Изменить стиль страницы

А дело все было в том, как догадался Иван Иванович, что конька этого не понимали и не доверяли ему. Он бросался служить с готовностью, опережавшей приказ, а такое даже в мыслях не допускалось: как это так — лошадь и вдруг без узды, без поводьев — без принуждения?!

Может быть, в случае этом сошлись два живых существа — лошадь и человек, в чем-то похожие, даже родственные друг другу. То есть Иван Иванович имел тоже свою особенность, которую мало кто глубоко понимал. Он всегда выполнял то, что ему велят и приказывают. Но, делая то, что ему велят, он не то чтобы беспрекословно подчинялся, он не подчинялся вообще. Он не считал, что, работая, он выполняет чью-то волю. Он знал, что предназначенье его на земле — работа, и с глубокой верой в справедливость и благо такого предназначенья брался за любое дело — кто тут мог повелевать и принуждать?

Прошло время, и вскоре слава о Бесе стала распространяться по заводу. В степь приезжали посмотреть специально на то, как работал Иван Иванович. Бросив поводья, как бы отдав лошади всю суетную, мелкую работу, он принимал главные, какие-то упреждающие решения, вследствие чего всегда оказывался в той точке, в тот миг, где должна была разразиться беда: сшибиться два табуна и полыхнуть в степь или молодняк с разгону заденет маток с жеребятами. И казалось, что у Агеева с его Бесом лошади только и делают, что пасутся и пастух им не нужен.

…Пройдя сквозной, влажный лесок, он миновал плотину и увидел на пологой горе рабочую конюшню, длинную, обмазанную рыжей глиной, с соломенной крышей, старчески покривленными окошками.

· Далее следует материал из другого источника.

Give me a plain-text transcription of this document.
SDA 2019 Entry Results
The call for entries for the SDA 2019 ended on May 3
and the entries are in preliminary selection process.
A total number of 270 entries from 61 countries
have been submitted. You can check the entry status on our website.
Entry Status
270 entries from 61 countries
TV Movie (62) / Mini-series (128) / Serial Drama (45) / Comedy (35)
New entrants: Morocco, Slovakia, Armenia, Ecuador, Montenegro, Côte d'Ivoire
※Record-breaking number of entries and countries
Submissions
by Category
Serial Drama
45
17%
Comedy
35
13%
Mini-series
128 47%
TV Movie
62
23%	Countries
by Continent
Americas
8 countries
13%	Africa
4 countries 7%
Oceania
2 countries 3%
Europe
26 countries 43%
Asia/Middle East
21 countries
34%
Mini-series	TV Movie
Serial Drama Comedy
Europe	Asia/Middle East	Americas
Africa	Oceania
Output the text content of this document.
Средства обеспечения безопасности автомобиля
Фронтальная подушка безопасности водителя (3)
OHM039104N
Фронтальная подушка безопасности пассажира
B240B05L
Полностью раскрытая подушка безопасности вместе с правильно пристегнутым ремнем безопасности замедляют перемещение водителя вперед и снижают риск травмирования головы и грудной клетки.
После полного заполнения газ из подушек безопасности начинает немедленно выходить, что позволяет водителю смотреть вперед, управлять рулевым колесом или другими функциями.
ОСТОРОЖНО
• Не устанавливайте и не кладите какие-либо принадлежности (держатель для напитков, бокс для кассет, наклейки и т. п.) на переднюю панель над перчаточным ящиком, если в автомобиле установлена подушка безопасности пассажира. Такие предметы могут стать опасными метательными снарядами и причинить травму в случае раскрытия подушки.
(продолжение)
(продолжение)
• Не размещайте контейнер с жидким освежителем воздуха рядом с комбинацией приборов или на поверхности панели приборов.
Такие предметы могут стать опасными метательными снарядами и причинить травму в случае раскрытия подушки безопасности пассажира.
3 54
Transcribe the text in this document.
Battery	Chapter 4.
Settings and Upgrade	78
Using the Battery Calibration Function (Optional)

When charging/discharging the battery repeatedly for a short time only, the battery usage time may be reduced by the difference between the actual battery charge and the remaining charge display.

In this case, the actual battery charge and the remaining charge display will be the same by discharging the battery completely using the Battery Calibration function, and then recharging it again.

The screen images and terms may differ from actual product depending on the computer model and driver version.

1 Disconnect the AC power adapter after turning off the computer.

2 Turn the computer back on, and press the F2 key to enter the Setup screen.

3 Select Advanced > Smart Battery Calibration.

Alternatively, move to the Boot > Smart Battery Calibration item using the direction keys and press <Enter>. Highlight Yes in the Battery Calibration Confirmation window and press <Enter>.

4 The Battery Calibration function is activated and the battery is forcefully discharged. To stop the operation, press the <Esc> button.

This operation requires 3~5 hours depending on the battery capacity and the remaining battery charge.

К ней, деля дымчато-зеленую толоку на сегментные доли, тянулись с широкого разлета дороги — то прямые, то почему-то вилявшие, хотя вилять на этом ровном покатом пространстве вроде бы и не было причины.

Справа от распахнутых ворот горой громоздились обскелетившиеся сани, сложенные на лето. Отдельно стоял щегольский, с черным лакированным дышлом, черными барками и красными колесами выездной директорский фаэтон. Чуть дальше свободной толпой стояли телеги, брички, гарбы с решетчатыми своими боками, бестарки, одноконные бедки. Оглобли лежали у кого как — то широко разбросанные, как бы в изнеможении, то лихо торчали в небеса, то как две прямые руки лежали на товарищеских плечах другой телеги или гарбы.

Даже сюда, наверх, где полынный вольный дух братался с конюшенно-сбруйной атмосферой, доплывал запах цветущих вишневых садов — тонкий, сладостно-прохладный. В отдалении орали петухи с сердитым и тоже каким-то разгульно-праздничным обязательством.

Отстегнув привязь, Иван Иванович вывел Беса наружу, на свежий ветерок, который с леденящей лаской веял с северо-восточной стороны. Выйдя из коричневого сумрака конюшни, конек поднял голову, строго посмотрел вокруг и заржал.

На игольчато-зеленом скате пасся косячок рабочих лошадей. Большая белая кобыла оторвалась от травы и заржала в ответ, направившись было в его сторону, но затем, словно укусил ее кто-то, неловко отставив переднюю ногу, изогнувшись, принялась чесать себе зубами спину. Покончив с этим занятием, она словно бы забыла о Бесе и опять жадно припала к молодой траве.

Иван Иванович, с поспешностью, но в то же время и с большой тщательностью, стал приводить лошадь в порядок, чтобы на ипподроме не хуже других быть. Деревянным гребнем расчесал гриву, челку и хвост. С силой повсюду взъерошив шерсть жгутом соломы, он вытер Беса куском сукна, и тот золотисто, с мокрыми переливами заблестел.

XXI

— Здорово, Иван, — услыхал он за своей спиной зычный голос.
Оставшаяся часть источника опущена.